Transferrence of Catholic Guilt into Food Disposal
Ever have friends over for a pot luck dinner? At the end of the night, their dishes are congealing and the wine has been drunk and they're like, "oh, can we just leave this here; I'm sure you can find someone to eat it." And you're like, "sure" because you feel all guilty that they had to lug all this crap through the Metro because you had to near-sighted foresight to schedule the party on the day of a big demonstration downtown as well as the National book fair and you're feeling all guilty that they couldn't drive and had to lug their stuff through throngs of aged bookworms and wingnuts.... so you say "sure!" as if you are real into it and soon your fridge is stocked with massive stuffed Idaho potatoes, stringy and tough beef briscuit and an unclassifiable white substance with shreds of something inside it (is it coleslaw? is it potatoe salad? is it??).

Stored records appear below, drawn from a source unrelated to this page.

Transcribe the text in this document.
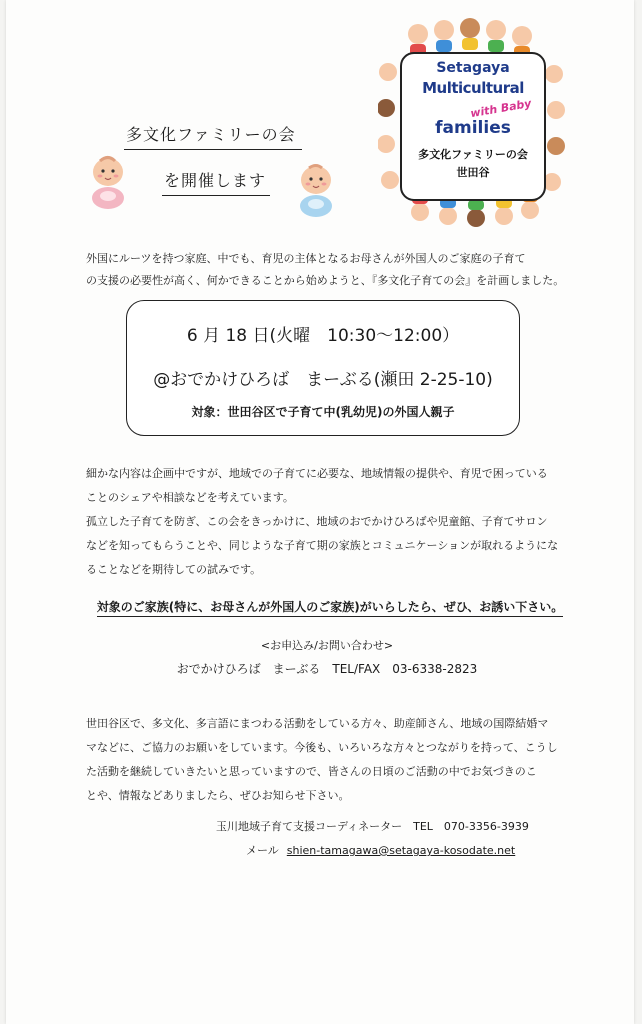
多文化ファミリーの会
を開催します
Setagaya
Multicultural
with Baby
families
多文化ファミリーの会
世田谷
外国にルーツを持つ家庭、中でも、育児の主体となるお母さんが外国人のご家庭の子育て
の支援の必要性が高く、何かできることから始めようと、『多文化子育ての会』を計画しました。
6 月 18 日(火曜　10:30～12:00）
@おでかけひろば　まーぶる(瀬田 2-25-10)
対象：世田谷区で子育て中(乳幼児)の外国人親子
細かな内容は企画中ですが、地域での子育てに必要な、地域情報の提供や、育児で困っている
ことのシェアや相談などを考えています。
孤立した子育てを防ぎ、この会をきっかけに、地域のおでかけひろばや児童館、子育てサロン
などを知ってもらうことや、同じような子育て期の家族とコミュニケーションが取れるようにな
ることなどを期待しての試みです。
対象のご家族(特に、お母さんが外国人のご家族)がいらしたら、ぜひ、お誘い下さい。
<お申込み/お問い合わせ>
おでかけひろば　まーぶる　TEL/FAX　03-6338-2823
世田谷区で、多文化、多言語にまつわる活動をしている方々、助産師さん、地域の国際結婚マ
マなどに、ご協力のお願いをしています。今後も、いろいろな方々とつながりを持って、こうし
た活動を継続していきたいと思っていますので、皆さんの日頃のご活動の中でお気づきのこ
とや、情報などありましたら、ぜひお知らせ下さい。
玉川地域子育て支援コーディネーター　TEL　070-3356-3939
メール shien-tamagawa@setagaya-kosodate.net
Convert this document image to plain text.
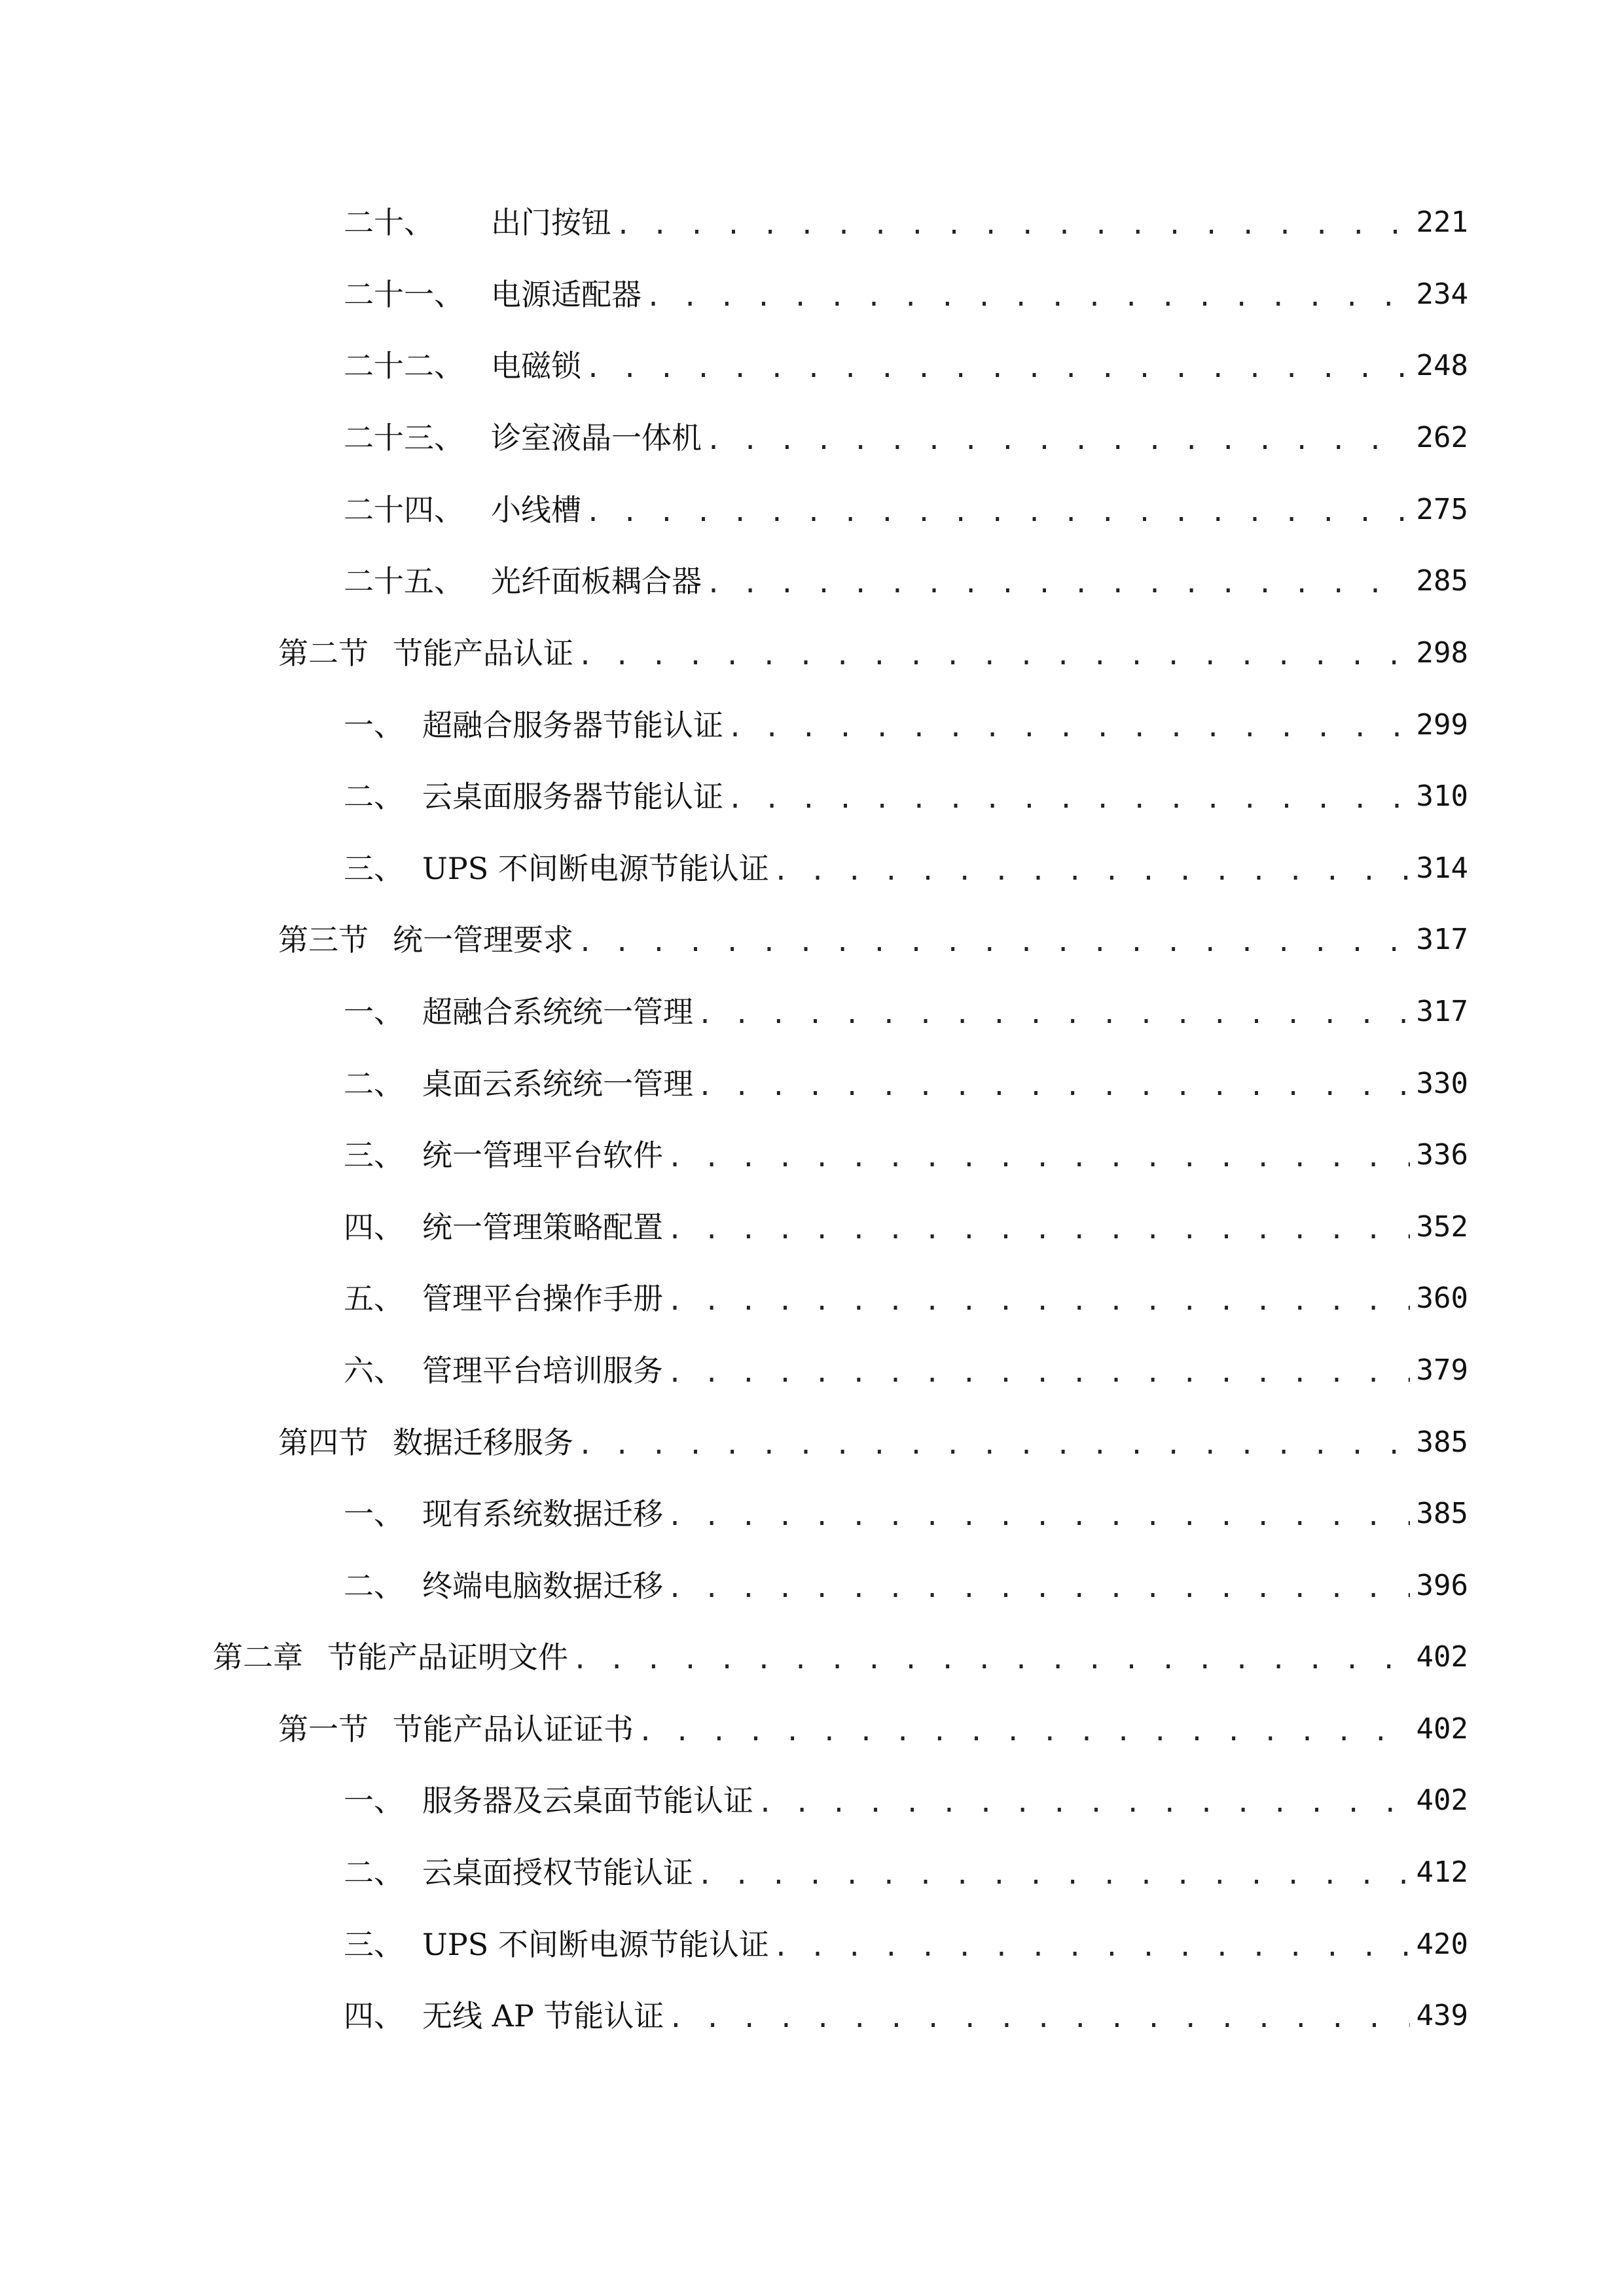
二十、	出门按钮 . . .	221
二十一、 电源适配器 . . .	234
二十二、 电磁锁 . . .	248
二十三、 诊室液晶一体机 . . .	262
二十四、 小线槽 . . .	275
二十五、 光纤面板耦合器 . . .	285
第二节 节能产品认证 . . .	298
一、 超融合服务器节能认证 . . .	299
二、 云桌面服务器节能认证 . . .	310
三、 UPS 不间断电源节能认证 . . .	314
第三节 统一管理要求 . . .	317
一、 超融合系统统一管理 . . .	317
二、 桌面云系统统一管理 . . .	330
三、 统一管理平台软件 . . .	336
四、 统一管理策略配置 . . .	352
五、 管理平台操作手册 . . .	360
六、 管理平台培训服务 . . .	379
第四节 数据迁移服务 . . .	385
一、 现有系统数据迁移 . . .	385
二、 终端电脑数据迁移 . . .	396
第二章 节能产品证明文件 . . .	402
第一节 节能产品认证证书 . . .	402
一、 服务器及云桌面节能认证 . . .	402
二、 云桌面授权节能认证 . . .	412
三、 UPS 不间断电源节能认证 . . .	420
四、 无线 AP 节能认证 . . .	439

And is it right or wrong to feel guilty if the first thing you do in the morning is to roll all that refridgerated stuff right into a trashbag and furtively (which is dumb since none of them live here) take it to the trash chute working out excuses just in case they come over today for something and notice all the food gone - I mean should I pat my stomach and say "mmmm" or say, yeah, the desk attendant in the lobby and the janitor and engineer had a big party and wanted to tell you all thanks? Or do I just give them the sad awful truth of, well I would never eat this food in a million years and I'm not going to let it stink up my fridge.
Oh well, I'm gonna keep the beef briscuit at least and make some stew. And they did leave a bottle of Delerium Tremens beer behind.
God I hope none of them know that I have a blog.